C’est un fait qu’en réchauffant à l’extrême notre belle planète, nous tentons le diable, faisant croire que c’est lui qui nous éprouve. Parce que c’est « ainsi soit-il », depuis la nuit des temps, des tempes et des temples, c’est une dure réalité « homo sapienne », nous sommes assez sots pour nous éprouver nous-mêmes, bien au-delà des épreuves naturelles.

Au-delà des allégories et des symboles, comme au-delà des croyances populaires et de l’imaginaire collectif, la connexion au savoir, au pouvoir et aux avoirs est-elle une forme de péché des origines ? C’est ce que les anciens nommaient en l’occurrence « La Concupiscence » .

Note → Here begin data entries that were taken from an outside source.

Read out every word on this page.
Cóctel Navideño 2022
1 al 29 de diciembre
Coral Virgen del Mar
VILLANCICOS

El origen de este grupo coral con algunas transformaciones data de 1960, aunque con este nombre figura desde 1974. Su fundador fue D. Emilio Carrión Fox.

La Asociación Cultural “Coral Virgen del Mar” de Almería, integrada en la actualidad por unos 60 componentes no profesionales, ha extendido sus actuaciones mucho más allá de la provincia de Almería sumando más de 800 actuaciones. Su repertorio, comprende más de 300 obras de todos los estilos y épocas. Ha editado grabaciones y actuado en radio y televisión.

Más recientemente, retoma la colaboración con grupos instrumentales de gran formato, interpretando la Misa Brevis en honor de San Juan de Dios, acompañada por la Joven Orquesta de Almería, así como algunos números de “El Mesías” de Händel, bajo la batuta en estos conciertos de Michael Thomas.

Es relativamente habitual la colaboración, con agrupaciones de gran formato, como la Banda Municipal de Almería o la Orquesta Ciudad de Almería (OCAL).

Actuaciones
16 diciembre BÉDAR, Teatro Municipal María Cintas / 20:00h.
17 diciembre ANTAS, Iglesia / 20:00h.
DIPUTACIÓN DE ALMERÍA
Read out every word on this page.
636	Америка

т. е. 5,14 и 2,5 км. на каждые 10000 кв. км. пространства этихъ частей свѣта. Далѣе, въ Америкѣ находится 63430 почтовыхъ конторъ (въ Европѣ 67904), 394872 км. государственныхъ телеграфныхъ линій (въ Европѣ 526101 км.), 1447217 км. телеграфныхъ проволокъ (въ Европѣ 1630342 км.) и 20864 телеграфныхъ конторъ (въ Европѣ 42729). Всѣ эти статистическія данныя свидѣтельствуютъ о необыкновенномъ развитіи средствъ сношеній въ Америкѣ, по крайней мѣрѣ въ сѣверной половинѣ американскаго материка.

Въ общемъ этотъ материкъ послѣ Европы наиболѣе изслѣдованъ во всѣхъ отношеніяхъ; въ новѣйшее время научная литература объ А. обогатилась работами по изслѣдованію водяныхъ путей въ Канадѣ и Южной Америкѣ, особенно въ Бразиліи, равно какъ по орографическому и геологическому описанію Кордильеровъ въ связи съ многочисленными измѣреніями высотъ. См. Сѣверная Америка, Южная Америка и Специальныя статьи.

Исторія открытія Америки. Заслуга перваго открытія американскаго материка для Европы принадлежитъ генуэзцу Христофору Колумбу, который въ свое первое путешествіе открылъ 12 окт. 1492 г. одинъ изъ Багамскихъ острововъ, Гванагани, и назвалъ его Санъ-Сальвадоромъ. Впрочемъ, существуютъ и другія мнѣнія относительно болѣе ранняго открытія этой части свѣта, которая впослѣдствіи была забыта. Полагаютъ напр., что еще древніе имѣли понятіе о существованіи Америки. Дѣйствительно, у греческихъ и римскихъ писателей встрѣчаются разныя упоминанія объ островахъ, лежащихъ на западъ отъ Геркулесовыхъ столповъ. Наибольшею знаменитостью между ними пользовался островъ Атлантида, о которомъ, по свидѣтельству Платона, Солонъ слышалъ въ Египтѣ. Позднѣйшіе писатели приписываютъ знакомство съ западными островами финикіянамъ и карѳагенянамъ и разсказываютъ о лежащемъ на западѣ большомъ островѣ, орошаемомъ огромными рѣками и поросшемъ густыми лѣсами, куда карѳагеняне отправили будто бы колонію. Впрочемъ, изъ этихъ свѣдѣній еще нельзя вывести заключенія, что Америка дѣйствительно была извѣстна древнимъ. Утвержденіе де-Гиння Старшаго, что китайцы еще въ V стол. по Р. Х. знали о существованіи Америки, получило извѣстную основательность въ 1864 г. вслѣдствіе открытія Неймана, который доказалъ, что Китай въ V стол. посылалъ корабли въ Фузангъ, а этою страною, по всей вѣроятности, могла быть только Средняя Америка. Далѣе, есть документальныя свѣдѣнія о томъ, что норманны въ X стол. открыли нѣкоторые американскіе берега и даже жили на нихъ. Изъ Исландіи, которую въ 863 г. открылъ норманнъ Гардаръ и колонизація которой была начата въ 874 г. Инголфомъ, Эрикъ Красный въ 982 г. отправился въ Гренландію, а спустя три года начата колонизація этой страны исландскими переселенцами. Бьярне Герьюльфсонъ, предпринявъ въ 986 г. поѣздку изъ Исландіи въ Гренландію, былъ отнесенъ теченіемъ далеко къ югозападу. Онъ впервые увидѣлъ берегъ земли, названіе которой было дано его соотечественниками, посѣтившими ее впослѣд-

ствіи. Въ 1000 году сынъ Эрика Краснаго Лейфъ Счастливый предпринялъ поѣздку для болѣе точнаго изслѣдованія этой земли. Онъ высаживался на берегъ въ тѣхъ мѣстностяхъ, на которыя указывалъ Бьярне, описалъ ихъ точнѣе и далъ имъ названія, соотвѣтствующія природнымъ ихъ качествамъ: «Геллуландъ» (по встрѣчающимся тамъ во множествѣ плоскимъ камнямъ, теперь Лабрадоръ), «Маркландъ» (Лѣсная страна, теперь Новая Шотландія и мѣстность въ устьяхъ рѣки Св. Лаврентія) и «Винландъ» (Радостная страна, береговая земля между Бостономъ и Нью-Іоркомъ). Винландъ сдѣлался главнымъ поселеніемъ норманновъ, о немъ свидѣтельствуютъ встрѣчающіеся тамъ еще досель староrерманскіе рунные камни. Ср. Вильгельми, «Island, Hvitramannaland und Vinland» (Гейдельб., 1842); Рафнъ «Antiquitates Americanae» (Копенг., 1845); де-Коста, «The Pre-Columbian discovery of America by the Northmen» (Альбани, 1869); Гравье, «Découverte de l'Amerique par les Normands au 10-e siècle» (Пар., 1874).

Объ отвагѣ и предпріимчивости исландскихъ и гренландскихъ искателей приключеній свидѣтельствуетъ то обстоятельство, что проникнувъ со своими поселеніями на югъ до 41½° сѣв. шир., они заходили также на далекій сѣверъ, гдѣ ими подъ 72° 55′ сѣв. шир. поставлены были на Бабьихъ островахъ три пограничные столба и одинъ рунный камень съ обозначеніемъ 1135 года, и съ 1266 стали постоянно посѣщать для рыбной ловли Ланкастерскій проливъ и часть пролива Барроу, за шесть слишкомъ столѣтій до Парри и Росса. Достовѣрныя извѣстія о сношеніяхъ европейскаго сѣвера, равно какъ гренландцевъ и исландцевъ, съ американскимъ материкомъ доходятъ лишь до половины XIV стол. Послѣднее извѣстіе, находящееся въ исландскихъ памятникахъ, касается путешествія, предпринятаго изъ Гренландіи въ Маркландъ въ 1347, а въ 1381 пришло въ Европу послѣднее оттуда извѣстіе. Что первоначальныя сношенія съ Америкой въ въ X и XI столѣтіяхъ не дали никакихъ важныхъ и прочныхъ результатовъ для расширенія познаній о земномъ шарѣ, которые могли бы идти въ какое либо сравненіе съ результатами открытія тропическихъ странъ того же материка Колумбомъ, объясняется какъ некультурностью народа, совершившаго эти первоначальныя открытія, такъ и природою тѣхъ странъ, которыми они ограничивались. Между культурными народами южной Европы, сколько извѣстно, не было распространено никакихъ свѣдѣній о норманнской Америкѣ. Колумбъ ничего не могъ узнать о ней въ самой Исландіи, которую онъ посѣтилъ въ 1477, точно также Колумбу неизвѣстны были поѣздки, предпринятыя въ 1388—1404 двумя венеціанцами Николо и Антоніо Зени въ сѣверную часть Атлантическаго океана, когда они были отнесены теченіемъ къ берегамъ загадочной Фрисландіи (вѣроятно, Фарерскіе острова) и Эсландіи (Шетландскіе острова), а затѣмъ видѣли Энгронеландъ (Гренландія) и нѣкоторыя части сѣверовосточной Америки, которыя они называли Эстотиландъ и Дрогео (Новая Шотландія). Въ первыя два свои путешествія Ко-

Les « écrans » que nous créons sans cesse, quels qu’ils soient, sont-ils pour cela des « fruits défendus », des fruits des temps modernes, « défendus » bec et ongles par tous les constructeurs et producteurs, par les banques comme par les consommateurs ?

Le GAFAM, les hautes technologies, le libéralisme et le mondialisme entre autres, comme le consumérisme lui-même, sont-ils les seuls responsables, tout en étant de la sorte les gardiens et les répondants d’une sorte de nouvelles religions ?
Seules nos sources spirituelles semblent indemnes ! Entre l’âge du feu et celui des écrans, après avoir asséché toutes les sections de l’esprit et toutes les parcelles de la Terre, nous avons semble-t-il épuisé toutes nos ressources intellectuelles et naturelles.

Après avoir pompé jusqu’aux sangs fratricides et jusqu’aux moelles de la vie sur Terre, nous avons racorni jusqu’aux sens du sens ultime ; nous avons tari l'Amour à coups de monnaie, de technologies et de révolution numérique, nous avons tout commercialisé, tout scannés, analysés et numérisés, et apparemment, il ne nous reste plus comme seul panorama, que des extrémités et des extrémistes dans une aridité extrême; en attendant que l’Humain grand H se réveille, tel un naufragé sur le radeau des médusés, les pieds dans l’eau et la tête au soleil.